Apologies, dear readers, for being out of touch. But between television appearances in New York City, an article for The Washington Post, a project for National Geographic (sorry, name-dropping is a DC institution), and trying to avoid exhaustion while playing tennis in the 95 degree heat, my attention has been elsewhere.

However, I have come across some engaging facts that I would like to share with you. Some of you may know that Indiana is split (not evenly) East/West between the Eastern and Central Time Zones. But do you know the only state that is split between times zones on a North/South basis? As you ponder, I have my eye on you, you little spud. Any IDeas? It's Idaho! The southern part of the state is on Mountain Time, while the northern part of the state is on Pacific Time. The dividing line is marked by the Time Zone Bridge in Riggins.
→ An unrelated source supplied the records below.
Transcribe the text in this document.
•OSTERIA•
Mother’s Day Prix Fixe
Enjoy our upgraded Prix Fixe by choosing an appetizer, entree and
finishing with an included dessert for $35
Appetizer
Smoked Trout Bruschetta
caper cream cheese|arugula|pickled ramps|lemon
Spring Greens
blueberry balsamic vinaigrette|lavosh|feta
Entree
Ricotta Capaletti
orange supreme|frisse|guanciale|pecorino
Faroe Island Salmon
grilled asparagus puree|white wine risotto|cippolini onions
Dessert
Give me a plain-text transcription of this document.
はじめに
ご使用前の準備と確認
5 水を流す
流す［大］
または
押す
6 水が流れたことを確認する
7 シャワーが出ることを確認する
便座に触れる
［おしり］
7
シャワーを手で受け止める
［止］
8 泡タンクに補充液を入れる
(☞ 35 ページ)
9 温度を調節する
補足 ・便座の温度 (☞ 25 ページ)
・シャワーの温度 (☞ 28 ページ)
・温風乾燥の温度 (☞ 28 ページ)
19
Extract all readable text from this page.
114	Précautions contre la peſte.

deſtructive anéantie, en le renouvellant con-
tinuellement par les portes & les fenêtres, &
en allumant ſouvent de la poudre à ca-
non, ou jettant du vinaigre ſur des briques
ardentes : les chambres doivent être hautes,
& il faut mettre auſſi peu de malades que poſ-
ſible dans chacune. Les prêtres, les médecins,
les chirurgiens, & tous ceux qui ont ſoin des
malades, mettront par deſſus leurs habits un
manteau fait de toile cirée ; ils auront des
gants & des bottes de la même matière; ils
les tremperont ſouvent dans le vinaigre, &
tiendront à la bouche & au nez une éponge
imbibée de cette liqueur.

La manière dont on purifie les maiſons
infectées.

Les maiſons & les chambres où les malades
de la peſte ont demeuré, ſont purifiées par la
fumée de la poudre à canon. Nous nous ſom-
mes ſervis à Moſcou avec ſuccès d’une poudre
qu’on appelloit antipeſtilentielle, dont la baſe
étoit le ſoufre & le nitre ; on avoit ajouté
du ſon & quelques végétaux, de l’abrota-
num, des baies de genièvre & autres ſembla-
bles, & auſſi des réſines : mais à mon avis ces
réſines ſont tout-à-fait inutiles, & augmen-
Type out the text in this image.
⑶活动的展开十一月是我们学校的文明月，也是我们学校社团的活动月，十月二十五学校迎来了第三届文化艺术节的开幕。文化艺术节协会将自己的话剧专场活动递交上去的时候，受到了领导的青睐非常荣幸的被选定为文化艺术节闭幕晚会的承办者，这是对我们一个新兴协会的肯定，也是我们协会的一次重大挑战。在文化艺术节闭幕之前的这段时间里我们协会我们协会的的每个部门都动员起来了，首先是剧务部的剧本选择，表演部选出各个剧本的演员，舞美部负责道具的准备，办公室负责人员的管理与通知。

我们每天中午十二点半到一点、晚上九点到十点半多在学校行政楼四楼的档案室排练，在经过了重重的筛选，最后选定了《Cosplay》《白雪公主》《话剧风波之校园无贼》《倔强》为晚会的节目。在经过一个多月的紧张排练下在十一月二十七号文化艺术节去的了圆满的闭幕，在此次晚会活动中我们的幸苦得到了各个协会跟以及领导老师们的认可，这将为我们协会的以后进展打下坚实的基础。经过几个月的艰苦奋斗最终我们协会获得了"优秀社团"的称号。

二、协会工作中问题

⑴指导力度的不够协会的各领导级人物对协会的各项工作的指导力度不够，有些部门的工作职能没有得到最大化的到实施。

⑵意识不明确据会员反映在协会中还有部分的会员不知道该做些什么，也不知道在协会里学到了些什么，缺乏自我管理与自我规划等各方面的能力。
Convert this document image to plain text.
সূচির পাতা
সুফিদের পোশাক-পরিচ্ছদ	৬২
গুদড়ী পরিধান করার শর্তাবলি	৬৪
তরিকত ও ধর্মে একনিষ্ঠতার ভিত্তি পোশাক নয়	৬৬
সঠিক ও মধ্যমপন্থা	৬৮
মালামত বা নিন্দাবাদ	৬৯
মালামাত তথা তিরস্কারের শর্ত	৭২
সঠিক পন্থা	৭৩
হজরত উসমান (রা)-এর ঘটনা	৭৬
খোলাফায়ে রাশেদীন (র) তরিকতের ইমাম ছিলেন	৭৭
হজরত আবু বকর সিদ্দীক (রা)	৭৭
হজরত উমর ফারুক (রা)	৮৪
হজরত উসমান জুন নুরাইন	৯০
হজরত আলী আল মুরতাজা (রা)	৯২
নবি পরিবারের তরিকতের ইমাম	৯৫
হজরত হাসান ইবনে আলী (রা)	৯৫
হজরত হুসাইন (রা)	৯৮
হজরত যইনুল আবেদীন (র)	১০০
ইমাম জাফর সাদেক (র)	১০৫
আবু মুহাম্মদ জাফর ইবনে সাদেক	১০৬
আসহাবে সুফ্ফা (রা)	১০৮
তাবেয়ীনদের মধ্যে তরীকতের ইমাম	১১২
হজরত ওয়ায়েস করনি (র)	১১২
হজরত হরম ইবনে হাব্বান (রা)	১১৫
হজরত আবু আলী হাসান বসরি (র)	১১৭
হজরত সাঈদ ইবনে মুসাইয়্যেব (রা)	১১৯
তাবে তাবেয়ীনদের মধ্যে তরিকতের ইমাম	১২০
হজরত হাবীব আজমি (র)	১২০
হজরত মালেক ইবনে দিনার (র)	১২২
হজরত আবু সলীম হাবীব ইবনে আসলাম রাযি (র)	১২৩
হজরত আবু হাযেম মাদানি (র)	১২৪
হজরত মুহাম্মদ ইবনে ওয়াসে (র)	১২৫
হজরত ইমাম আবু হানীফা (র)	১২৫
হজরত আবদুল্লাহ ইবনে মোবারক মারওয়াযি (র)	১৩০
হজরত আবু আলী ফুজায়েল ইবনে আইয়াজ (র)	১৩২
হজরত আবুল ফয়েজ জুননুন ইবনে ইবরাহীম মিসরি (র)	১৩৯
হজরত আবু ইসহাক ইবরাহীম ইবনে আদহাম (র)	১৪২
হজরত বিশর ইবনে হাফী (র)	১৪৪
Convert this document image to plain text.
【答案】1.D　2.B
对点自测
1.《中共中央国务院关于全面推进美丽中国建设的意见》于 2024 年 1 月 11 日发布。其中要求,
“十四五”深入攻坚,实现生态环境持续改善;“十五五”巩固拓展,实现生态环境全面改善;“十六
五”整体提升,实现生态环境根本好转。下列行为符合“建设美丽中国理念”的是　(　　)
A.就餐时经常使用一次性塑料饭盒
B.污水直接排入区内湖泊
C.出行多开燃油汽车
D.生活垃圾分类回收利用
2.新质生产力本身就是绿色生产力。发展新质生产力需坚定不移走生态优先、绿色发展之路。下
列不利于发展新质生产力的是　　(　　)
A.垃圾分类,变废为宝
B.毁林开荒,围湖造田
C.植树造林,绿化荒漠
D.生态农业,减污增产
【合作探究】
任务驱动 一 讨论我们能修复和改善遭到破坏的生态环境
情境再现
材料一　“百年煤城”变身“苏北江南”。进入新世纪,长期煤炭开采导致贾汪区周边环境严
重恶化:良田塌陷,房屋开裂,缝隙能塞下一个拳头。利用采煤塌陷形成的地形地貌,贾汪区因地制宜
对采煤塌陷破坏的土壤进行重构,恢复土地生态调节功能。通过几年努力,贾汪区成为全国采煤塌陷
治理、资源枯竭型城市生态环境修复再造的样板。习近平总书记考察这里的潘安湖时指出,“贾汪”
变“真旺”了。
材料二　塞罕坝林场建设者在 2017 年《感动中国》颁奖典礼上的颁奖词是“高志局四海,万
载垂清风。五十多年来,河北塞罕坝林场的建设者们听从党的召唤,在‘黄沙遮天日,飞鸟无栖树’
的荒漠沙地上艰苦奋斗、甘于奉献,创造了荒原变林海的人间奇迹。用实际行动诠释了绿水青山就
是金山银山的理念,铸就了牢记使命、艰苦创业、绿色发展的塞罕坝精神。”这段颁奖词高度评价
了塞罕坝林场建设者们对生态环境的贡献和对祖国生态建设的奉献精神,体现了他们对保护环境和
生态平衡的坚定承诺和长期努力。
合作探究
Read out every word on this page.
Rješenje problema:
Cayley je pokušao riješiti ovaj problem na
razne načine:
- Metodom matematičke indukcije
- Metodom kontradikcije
Speaking of time zone trivia, let me share a few other tidbits I learned in Googling the topic. I knew that Hawaii and Arizona do not observe Daylight Savings Time. But the Navajo Nation, located geographically within Arizona's borders, does give the sun its due in the summertime. U.S. territories including Puerto Rico, Guam, American Samoa, and the U.S. Virgin Islands stay on standard time all year long. But with those island climates, who needs summer time?

Internationally, Argentina decided to skip DST last summer (October, 2009-March, 2010) in order to save energy. China, in a normal world, would span at least five time zones. But after the Communist Party took over the country in 1949, it reverted to one common time zone (UTC +8), helping the trains run on time (oops, that was Mussolini) and leaving the poor farmers in Xinjiang and Qinghai provinces in the dark most of the morning. The PRC doesn't not observe DST. Only three countries on the continent of Africa (Egypt, Morocco and Namibia) follow Daylight Savings Time.

I don't know how Vanilla Ice, Ice Baby feels about Daylight Savings Time, but Iceland and Antarctica are officially frozen on standard time all year long (although some bases and stations on the tundra stay consistent with their home territories). If you are hanging out at the South Pole though, you can walk through 24 standard time zones in a matter of seconds.